「物語 スペインの歴史 人物編」2010/10/09 16:21

 日本でもこのところ領土問題がごたごたしていますが、スペインにもあります。ジブラルタル、イベリア半島の端っこのあそこだけ、イギリス領。300年も植民地状態が続いています。
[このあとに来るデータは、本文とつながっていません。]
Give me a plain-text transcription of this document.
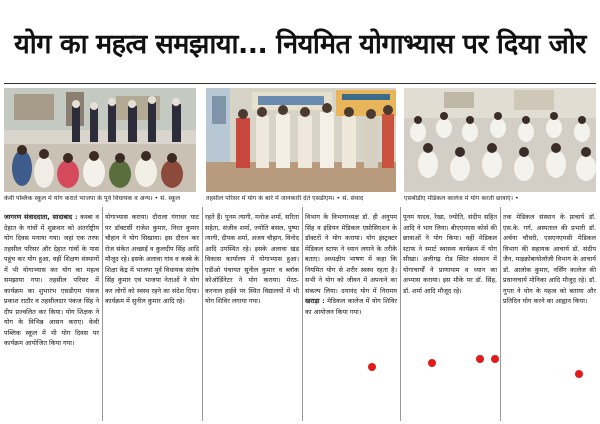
योग का महत्व समझाया... नियमित योगाभ्यास पर दिया जोर
केवी पब्लिक स्कूल में योग कराते भाजपा के पूर्व विधायक व अन्य। • सं. स्कूल	तहसील परिसर में योग के बारे में जानकारी देते एसडीएम। • सं. संवाद	एसबीडीए मेडिकल कालेज में योग करतीं छात्राएं। •
जागरण संवाददाता, सादाबाद : कस्बा व देहात के गांवों में शुक्रवार को अंतर्राष्ट्रीय योग दिवस मनाया गया। जहां एक तरफ तहसील परिसर और देहात गांवों के पास पहुंच कर योग हुआ, वहीं शिक्षण संस्थानों में भी योगाभ्यास कर योग का महत्व समझाया गया। तहसील परिसर में कार्यक्रम का शुभारंभ एसडीएम पंकज प्रकाश राठौर व तहसीलदार पंकज सिंह ने दीप प्रज्वलित कर किया। योग शिक्षक ने योग के विभिन्न आसन कराए। केवी पब्लिक स्कूल में भी योग दिवस पर कार्यक्रम आयोजित किया गया।
योगाभ्यास कराया। दौराला गंगाधर घाट पर डॉक्टर्सी राजेश कुमार, निरत कुमार चौहान ने योग सिखाया। इस दौरान कर रोज संकेत अच्छाई व कुलदीप सिंह आदि मौजूद रहे। इसके अलावा गांव व कस्बे के शिक्षा केंद्र में भाजपा पूर्व विधायक संतोष सिंह कुमार एवं भाजपा नेताओं ने योग कर लोगों को स्वस्थ रहने का संदेश दिया। कार्यक्रम में सुनील कुमार आदि रहे।
रहते हैं। पूनम त्यागी, मनोज शर्मा, सरिता सहेता, संजीव शर्मा, ज्योति बंसल, पुष्पा त्यागी, दीपक शर्मा, अजय चौहान, विनोद आदि उपस्थित रहे। इसके अलावा खंड विकास कार्यालय में योगाभ्यास हुआ। एडीओ पंचायत सुनील कुमार व ब्लॉक कोऑर्डिनेटर ने योग कराया। मेरठ-करनाल हाईवे पर स्थित विद्यालयों में भी योग शिविर लगाया गया।
विभाग के विभागाध्यक्ष डॉ. ही अनुपम सिंह व इंडियन मेडिकल एसोसिएशन के डॉक्टरों ने योग कराया। योग इंस्ट्रक्टर मेडिकल स्टाफ ने ध्यान लगाने के तरीके बताए। अध्यक्षीय भाषण में कहा कि नियमित योग से शरीर स्वस्थ रहता है। सभी ने योग को जीवन में अपनाने का संकल्प लिया। दयानंद योग में निरामय खराड़ा : मेडिकल कालेज में योग शिविर का आयोजन किया गया।
पूनम यादव, रेखा, ज्योति, संदीप सहित आदि ने भाग लिया। बीएएमएस कोर्स की छात्राओं ने योग किया। वहीं मेडिकल स्टाफ ने स्मार्ट स्वास्थ्य कार्यक्रम में योग सीखा। अलीगढ़ रोड स्थित संस्थान में योगाचार्यों ने प्राणायाम व ध्यान का अभ्यास कराया। इस मौके पर डॉ. सिंह, डॉ. शर्मा आदि मौजूद रहे।
तक मेडिकल संस्थान के प्राचार्य डॉ. एस.के. गर्ग, अस्पताल की प्रभारी डॉ. अर्चना चौधरी, एसएनएमसी मेडिकल विभाग की सहायक आचार्य डॉ. संदीप जैन, माइक्रोबायोलॉजी विभाग के आचार्य डॉ. आलोक कुमार, नर्सिंग कालेज की प्रधानाचार्य मोनिका आदि मौजूद रहे। डॉ. गुप्ता ने योग के महत्व को बताया और प्रतिदिन योग करने का आह्वान किया।
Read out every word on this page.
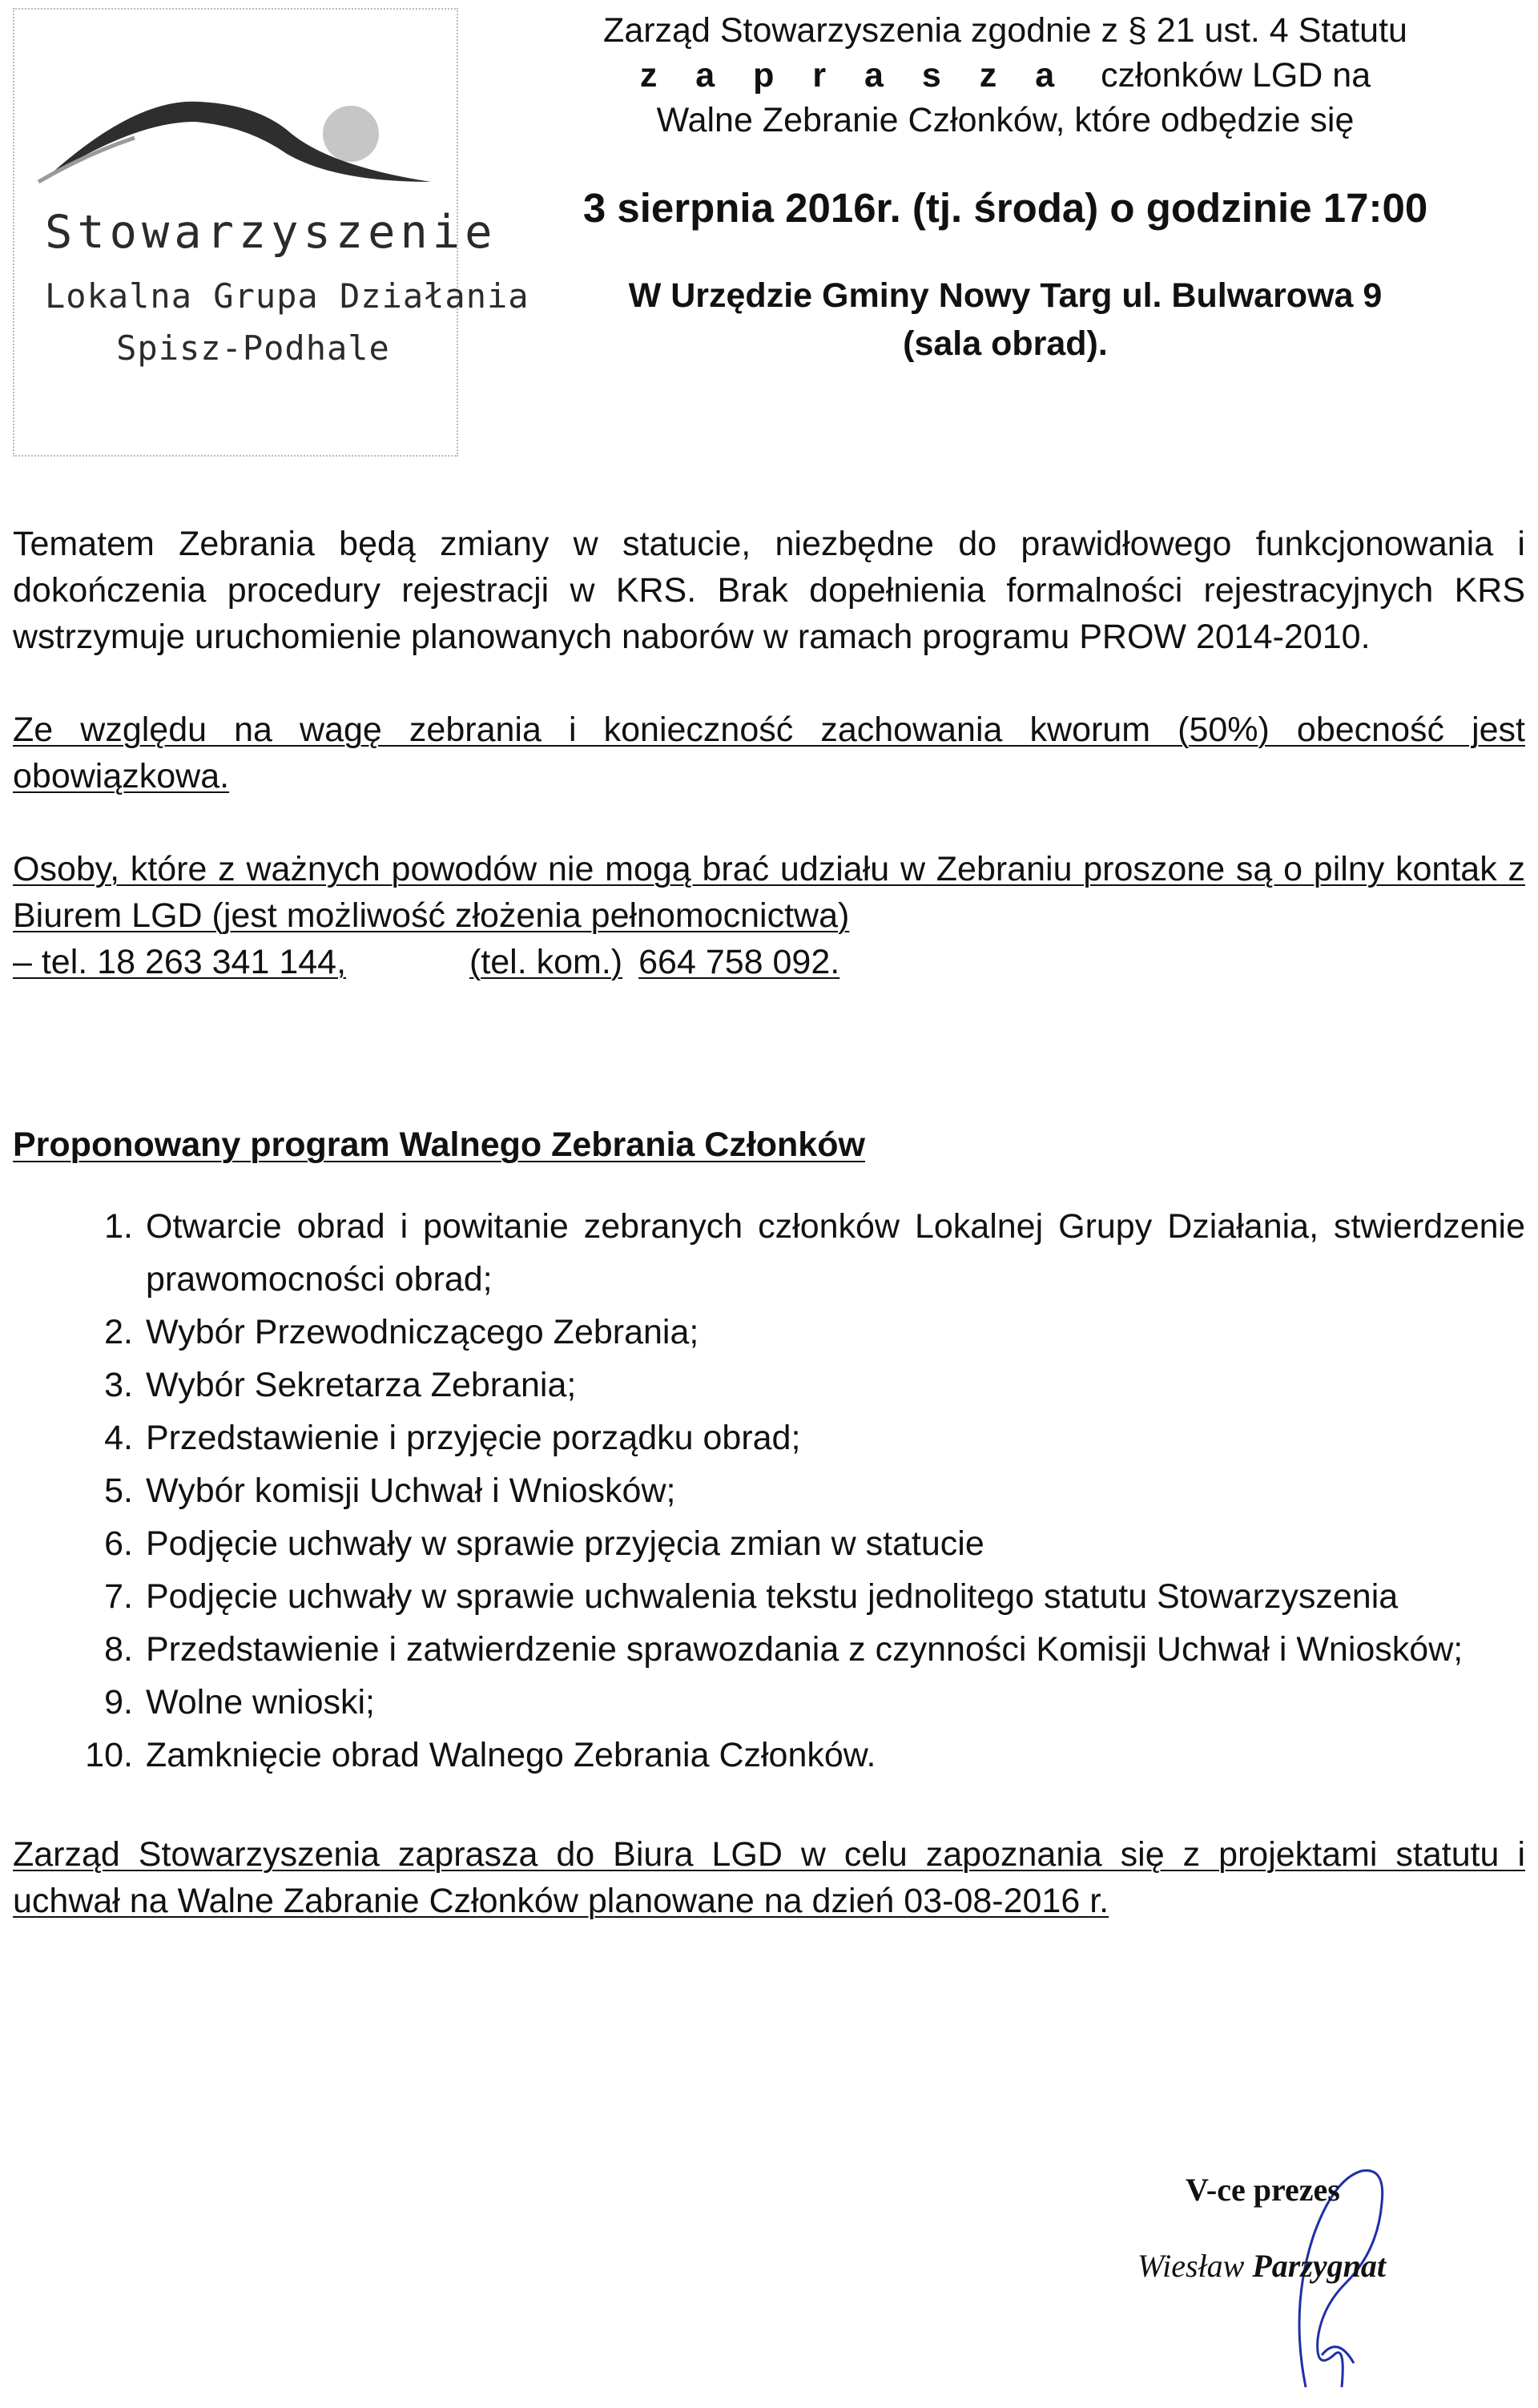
Stowarzyszenie
Lokalna Grupa Działania
Spisz-Podhale
Zarząd Stowarzyszenia zgodnie z § 21 ust. 4 Statutu
z a p r a s z a członków LGD na
Walne Zebranie Członków, które odbędzie się
3 sierpnia 2016r. (tj. środa) o godzinie 17:00
W Urzędzie Gminy Nowy Targ ul. Bulwarowa 9
(sala obrad).

Tematem Zebrania będą zmiany w statucie, niezbędne do prawidłowego funkcjonowania i dokończenia procedury rejestracji w KRS. Brak dopełnienia formalności rejestracyjnych KRS wstrzymuje uruchomienie planowanych naborów w ramach programu PROW 2014-2010.

Ze względu na wagę zebrania i konieczność zachowania kworum (50%) obecność jest obowiązkowa.

Osoby, które z ważnych powodów nie mogą brać udziału w Zebraniu proszone są o pilny kontak z Biurem LGD (jest możliwość złożenia pełnomocnictwa)

– tel. 18 263 341 144,	(tel. kom.) 664 758 092.
Proponowany program Walnego Zebrania Członków
1. Otwarcie obrad i powitanie zebranych członków Lokalnej Grupy Działania, stwierdzenie prawomocności obrad;
2. Wybór Przewodniczącego Zebrania;
3. Wybór Sekretarza Zebrania;
4. Przedstawienie i przyjęcie porządku obrad;
5. Wybór komisji Uchwał i Wniosków;
6. Podjęcie uchwały w sprawie przyjęcia zmian w statucie
7. Podjęcie uchwały w sprawie uchwalenia tekstu jednolitego statutu Stowarzyszenia
8. Przedstawienie i zatwierdzenie sprawozdania z czynności Komisji Uchwał i Wniosków;
9. Wolne wnioski;
10. Zamknięcie obrad Walnego Zebrania Członków.

Zarząd Stowarzyszenia zaprasza do Biura LGD w celu zapoznania się z projektami statutu i uchwał na Walne Zabranie Członków planowane na dzień 03-08-2016 r.

V-ce prezes
Wiesław Parzygnat
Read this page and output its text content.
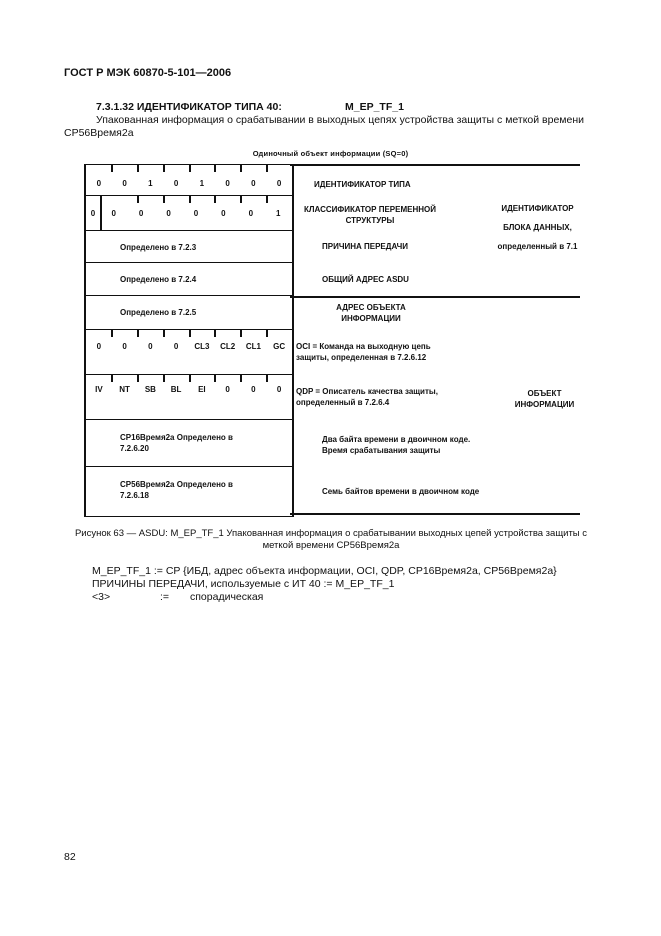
ГОСТ Р МЭК 60870-5-101—2006
7.3.1.32 ИДЕНТИФИКАТОР ТИПА 40:	M_EP_TF_1
Упакованная информация о срабатывании в выходных цепях устройства защиты с меткой времени СР56Время2а
Одиночный объект информации (SQ=0)
0	0	1	0	1	0	0	0
0	0	0	0	0	0	0	1
Определено в 7.2.3
Определено в 7.2.4
Определено в 7.2.5
0	0	0	0	CL3	CL2	CL1	GC
IV	NT	SB	BL	EI	0	0	0
СР16Время2а Определено в 7.2.6.20
СР56Время2а Определено в 7.2.6.18
ИДЕНТИФИКАТОР ТИПА
КЛАССИФИКАТОР ПЕРЕМЕННОЙ СТРУКТУРЫ
ПРИЧИНА ПЕРЕДАЧИ
ОБЩИЙ АДРЕС ASDU
АДРЕС ОБЪЕКТА ИНФОРМАЦИИ
OCI = Команда на выходную цепь защиты, определенная в 7.2.6.12
QDP = Описатель качества защиты, определенный в 7.2.6.4
Два байта времени в двоичном коде. Время срабатывания защиты
Семь байтов времени в двоичном коде
ИДЕНТИФИКАТОР БЛОКА ДАННЫХ, определенный в 7.1
ОБЪЕКТ ИНФОРМАЦИИ
Рисунок 63 — ASDU: M_EP_TF_1 Упакованная информация о срабатывании выходных цепей устройства защиты с меткой времени СР56Время2а
M_EP_TF_1 := CP {ИБД, адрес объекта информации, OCI, QDP, СР16Время2а, СР56Время2а}
ПРИЧИНЫ ПЕРЕДАЧИ, используемые с ИТ 40 := M_EP_TF_1
<3>	:= спорадическая
82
 以前読んだ「物語 スペインの歴史」と同じ著者で、人物編。前のが歴史上の出来事を中心にしているのに対して、これは人物をピックアップしているのですが、淡々とした語り口なうえに派手な事件があるとも限らないのであんまり面白みはありません。
「騎士エル・シドの物語」
 レコンキスタ時代、最強の騎士団を率いた傭兵隊長。騎士物語のモデルにもされた。傭兵集団って、日本史ではあんまり聞かないのでちょっと新鮮。
「女王ファナの物語」
 イサベルとフェルナンドの娘で、ブルゴーニュのフィリップの所に嫁いだお姫様ですが、このダンナが、美男子だけど浮気性。嫉妬のあまり行動が常軌を逸してしまう。やがてカスティーリャ王位に付いたのですが、女王の身でありながら死ぬまで幽閉されてしまった人。
「聖職者ラス・カサスの物語」
 新大陸でのスペイン人によるインディオたちへの非道な迫害に抗議の声を上げた聖職者。キリスト教の司祭が異教徒に酷いことするのが当然と思っていた人ばかりではないんですね。
「作家セルバンテスの物語」
 かの有名なセルバンテスのご近所で殺人事件がありました、というそれだけの話。
「画家ゴヤの物語」
 ゴヤの生涯をごく簡単に語る。病で耳が聞こえなくなったり異端審問に呼ばれたりフランスに亡命したり、けっこう波乱に満ちています。
「建築家ガウディの物語」
 31歳のときから取り掛かったサグラダ・ファミリアが、彼の死後も未だ完成せず。完全に菜食主義者で、浮浪者みたいな格好。頑固で偏屈で敬虔なカトリック、となると、大聖堂の製作もハンパなこだわりではなかったんでしょうね。